It’s official – IoT security is now a life-threatening issue.
IoT devices going online today range from heart-rate monitors to insulin pumps (not to mention automobiles). Think about the potentially life-threatening challenges arising from such a connected universe, especially when device security has trailed in the distance.
The whole model needs reversing – with security as the top priority.
Internet of Things spending is poised for a $1.29 trillion expenditure by 2020, claims IDC. The IoT community is churning out advancements daily, and the phrase “Internet of Things” receives 201,000 monthly searches on Google.
But can the rapidly growing IoT community be trusted to innovate endlessly without focused attention on cloud security? Problems – dangerous ones – wait on the horizon.
Your daily routine is in the cloud
We’ve arrived at a time when first-world necessities, like refrigerating food and closing a garage door, can be disrupted by a disturbance in the cloud. A February Amazon Web Services cloud outage certainly provided a wake-up call for many smart-home owners who rely on the IoT for their daily needs.
Some people lost the ability to turn on the lights, while others couldn’t control the locks on their doors. With more and more daily devices, such as refrigerators and freezers, connected to the cloud, a simple downtime of four hours could be the difference between frozen ice cubes and puddles in the freezer.
Medical devices in the cloud
Secondly, as Gigamon puts it, “security of IoT will become a life-threatening issue.” Medical devices – Gigamon references heart-rate monitors – are “connected” devices. Imagine a world in which nefarious hackers or simple coding errors could lead to a patient’s death. (The Amazon crisis came about by human error, remember?)
Are we advocating for a pause in cloud innovation or IoT technology? Absolutely not. But cloud security is now the chief concern.
IDC predicts $433.95 million in cloud security spending in 2017 – let’s hope the number is at least that high.
Businesses rely on the cloud
Companies are adopting the cloud more than ever for several reasons, and business continuity remains a leading motivator. Businesses now have the option of staying online during natural disasters or fires – no data is lost, employees can stay in touch, and clients aren’t left out in the cold.

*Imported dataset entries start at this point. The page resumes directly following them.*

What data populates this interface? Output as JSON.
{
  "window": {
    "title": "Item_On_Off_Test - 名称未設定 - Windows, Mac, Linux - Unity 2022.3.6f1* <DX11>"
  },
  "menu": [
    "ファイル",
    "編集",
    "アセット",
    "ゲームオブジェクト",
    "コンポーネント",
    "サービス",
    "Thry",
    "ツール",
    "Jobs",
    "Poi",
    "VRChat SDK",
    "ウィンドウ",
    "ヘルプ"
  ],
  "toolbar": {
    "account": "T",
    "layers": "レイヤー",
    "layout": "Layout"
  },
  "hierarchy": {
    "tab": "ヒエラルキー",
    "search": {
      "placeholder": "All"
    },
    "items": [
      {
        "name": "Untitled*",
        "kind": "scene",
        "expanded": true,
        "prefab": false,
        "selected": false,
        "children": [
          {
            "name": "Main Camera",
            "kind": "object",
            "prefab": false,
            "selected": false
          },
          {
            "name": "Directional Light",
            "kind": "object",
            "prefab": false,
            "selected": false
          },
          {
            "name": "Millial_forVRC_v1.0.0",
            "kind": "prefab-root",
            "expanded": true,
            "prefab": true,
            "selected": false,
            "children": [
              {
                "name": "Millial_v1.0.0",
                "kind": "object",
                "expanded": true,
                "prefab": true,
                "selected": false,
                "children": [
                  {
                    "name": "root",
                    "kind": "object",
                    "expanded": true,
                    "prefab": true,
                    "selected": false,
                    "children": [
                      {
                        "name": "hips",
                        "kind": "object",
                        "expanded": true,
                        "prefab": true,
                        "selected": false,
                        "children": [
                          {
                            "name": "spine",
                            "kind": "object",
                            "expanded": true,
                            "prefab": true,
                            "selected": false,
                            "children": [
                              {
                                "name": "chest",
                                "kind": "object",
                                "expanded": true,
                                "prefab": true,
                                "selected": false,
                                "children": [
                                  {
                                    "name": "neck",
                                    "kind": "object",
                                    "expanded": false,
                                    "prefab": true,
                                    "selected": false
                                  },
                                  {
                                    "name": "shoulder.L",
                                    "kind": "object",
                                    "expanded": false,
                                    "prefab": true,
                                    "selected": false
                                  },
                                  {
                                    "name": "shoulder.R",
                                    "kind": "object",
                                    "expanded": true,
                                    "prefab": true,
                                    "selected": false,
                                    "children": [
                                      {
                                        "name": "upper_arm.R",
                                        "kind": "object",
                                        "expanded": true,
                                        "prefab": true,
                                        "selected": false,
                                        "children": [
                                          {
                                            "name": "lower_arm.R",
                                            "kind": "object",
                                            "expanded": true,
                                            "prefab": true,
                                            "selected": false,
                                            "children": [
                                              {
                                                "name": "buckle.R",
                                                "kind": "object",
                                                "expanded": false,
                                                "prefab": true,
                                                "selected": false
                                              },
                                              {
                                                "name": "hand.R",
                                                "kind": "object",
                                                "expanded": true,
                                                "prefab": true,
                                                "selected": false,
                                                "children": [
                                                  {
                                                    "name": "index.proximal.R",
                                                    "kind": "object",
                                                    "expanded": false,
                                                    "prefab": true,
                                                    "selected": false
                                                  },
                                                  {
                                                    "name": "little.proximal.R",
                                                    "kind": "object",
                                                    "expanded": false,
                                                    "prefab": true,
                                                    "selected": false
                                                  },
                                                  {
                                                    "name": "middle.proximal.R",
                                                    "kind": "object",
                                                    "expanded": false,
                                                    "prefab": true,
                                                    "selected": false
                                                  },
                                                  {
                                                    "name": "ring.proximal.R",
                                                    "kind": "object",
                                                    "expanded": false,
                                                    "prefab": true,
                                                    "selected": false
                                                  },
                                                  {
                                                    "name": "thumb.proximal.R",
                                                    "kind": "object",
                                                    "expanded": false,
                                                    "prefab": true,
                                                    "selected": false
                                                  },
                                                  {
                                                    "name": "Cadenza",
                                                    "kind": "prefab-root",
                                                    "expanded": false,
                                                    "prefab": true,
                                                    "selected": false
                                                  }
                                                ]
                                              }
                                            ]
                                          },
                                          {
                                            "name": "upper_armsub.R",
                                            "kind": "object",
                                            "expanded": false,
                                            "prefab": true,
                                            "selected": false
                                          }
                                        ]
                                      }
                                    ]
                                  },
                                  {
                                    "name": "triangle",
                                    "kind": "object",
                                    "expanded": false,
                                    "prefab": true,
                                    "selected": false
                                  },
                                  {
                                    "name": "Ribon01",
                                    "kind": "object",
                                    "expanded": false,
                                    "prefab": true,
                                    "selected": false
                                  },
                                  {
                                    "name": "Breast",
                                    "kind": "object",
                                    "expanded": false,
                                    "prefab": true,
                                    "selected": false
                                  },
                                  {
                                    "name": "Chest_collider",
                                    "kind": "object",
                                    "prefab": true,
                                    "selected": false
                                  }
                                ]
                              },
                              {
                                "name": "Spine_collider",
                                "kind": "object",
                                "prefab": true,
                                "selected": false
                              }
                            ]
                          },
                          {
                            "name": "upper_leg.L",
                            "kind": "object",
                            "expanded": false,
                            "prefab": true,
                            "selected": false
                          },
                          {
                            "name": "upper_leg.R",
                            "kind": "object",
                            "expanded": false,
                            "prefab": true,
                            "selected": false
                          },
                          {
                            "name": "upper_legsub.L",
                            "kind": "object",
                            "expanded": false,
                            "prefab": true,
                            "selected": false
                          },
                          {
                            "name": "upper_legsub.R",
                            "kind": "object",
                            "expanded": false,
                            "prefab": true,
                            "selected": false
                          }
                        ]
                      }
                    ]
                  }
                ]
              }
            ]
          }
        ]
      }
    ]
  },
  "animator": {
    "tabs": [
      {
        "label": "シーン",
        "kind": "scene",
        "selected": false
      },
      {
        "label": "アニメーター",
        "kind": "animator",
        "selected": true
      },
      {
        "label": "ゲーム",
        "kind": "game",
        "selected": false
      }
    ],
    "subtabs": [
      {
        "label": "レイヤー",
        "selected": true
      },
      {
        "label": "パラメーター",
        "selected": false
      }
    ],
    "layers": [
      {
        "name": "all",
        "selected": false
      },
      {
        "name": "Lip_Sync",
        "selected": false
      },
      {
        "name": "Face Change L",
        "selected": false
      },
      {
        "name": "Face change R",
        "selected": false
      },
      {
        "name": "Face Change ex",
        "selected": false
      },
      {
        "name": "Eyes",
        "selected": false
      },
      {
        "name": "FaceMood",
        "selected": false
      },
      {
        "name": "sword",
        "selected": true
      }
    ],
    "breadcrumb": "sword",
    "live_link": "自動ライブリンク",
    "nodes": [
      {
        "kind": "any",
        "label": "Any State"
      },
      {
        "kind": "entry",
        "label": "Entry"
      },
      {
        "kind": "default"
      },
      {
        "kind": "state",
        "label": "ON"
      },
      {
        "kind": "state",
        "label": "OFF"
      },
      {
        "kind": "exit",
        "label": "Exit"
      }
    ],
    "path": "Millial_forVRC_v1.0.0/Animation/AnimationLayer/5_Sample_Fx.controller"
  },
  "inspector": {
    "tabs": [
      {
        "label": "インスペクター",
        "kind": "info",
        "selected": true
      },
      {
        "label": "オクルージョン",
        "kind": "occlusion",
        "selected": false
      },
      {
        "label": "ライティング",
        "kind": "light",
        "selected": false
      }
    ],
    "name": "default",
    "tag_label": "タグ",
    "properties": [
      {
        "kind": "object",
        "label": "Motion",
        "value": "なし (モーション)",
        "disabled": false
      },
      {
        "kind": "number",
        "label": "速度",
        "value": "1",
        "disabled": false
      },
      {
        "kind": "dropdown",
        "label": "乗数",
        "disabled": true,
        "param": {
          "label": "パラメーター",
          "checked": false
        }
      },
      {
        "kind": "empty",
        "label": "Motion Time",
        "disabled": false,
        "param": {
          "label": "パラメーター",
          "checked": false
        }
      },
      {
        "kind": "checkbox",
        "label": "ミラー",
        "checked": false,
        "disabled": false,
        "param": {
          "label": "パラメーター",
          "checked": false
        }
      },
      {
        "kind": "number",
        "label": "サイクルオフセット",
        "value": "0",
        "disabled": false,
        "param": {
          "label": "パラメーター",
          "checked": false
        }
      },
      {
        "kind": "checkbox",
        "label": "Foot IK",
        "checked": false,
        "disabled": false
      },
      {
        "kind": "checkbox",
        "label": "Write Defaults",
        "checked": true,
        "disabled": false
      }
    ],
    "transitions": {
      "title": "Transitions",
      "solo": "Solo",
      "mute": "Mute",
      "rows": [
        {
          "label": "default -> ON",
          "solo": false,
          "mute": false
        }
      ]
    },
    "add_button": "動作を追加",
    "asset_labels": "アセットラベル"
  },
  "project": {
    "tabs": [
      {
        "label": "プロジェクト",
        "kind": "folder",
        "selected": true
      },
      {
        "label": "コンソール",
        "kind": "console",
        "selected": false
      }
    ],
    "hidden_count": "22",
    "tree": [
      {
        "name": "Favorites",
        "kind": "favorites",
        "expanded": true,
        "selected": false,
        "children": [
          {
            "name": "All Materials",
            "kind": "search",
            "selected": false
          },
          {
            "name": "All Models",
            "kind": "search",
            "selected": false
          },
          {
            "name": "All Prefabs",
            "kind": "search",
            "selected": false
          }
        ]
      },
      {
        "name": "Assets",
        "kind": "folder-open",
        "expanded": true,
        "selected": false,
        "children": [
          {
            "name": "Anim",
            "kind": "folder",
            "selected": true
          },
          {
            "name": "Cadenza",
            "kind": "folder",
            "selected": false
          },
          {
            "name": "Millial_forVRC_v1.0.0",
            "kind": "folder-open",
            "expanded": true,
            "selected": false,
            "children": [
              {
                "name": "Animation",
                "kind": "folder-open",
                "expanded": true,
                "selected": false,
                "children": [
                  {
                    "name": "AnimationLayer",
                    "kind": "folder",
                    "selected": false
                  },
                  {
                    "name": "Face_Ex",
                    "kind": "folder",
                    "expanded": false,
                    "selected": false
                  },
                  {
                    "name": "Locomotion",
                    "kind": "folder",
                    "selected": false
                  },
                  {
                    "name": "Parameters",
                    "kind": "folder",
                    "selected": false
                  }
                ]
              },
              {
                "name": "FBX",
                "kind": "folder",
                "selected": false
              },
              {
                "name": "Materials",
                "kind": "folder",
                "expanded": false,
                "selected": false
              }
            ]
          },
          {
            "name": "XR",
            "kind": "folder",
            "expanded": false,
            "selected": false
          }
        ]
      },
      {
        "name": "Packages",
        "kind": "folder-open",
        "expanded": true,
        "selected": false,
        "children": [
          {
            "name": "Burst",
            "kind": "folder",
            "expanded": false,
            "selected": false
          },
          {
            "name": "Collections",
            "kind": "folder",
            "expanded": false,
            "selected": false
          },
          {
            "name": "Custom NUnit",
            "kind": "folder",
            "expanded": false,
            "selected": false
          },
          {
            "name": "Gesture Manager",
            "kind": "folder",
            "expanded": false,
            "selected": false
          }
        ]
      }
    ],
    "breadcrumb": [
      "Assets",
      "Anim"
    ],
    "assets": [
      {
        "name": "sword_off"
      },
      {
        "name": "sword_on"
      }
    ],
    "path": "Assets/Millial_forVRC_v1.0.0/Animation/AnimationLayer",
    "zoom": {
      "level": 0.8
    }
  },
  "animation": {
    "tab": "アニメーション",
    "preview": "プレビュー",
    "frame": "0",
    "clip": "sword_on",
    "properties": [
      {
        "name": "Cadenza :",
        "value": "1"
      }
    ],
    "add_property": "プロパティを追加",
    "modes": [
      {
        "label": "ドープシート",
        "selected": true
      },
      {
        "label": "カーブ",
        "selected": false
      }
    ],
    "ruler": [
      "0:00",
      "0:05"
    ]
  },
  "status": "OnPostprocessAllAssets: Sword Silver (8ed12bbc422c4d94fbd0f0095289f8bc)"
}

But why would a company adopt a cloud phone system only to see it go down when Amazon, Microsoft, or Google has a glitch in its Web service?
For now, enterprise companies and small business owners alike should avoid using the cloud as their only way of serving content to their website – backing up data onsite is still a good option.
When a company relies on a cloud vendor – meaning Amazon, Google, or Microsoft – to host its data, it is basically at the mercy of the vendor. The company’s IT staff is no longer the authority on problematic SQL commands; a database administrator at the vendor company is.
If the IDC projection of $433.95 million towards cloud security spending is accurate, IoT will be far less volatile than the already-tumultuous start to 2017.
Add to that the proliferation of niche Web service providers (instead of Amazon providing a one-size-fits-all solution, a healthcare-focused cloud provider could gain popularity, for instance), and the future of IoT and cloud services may not be so life threatening after all.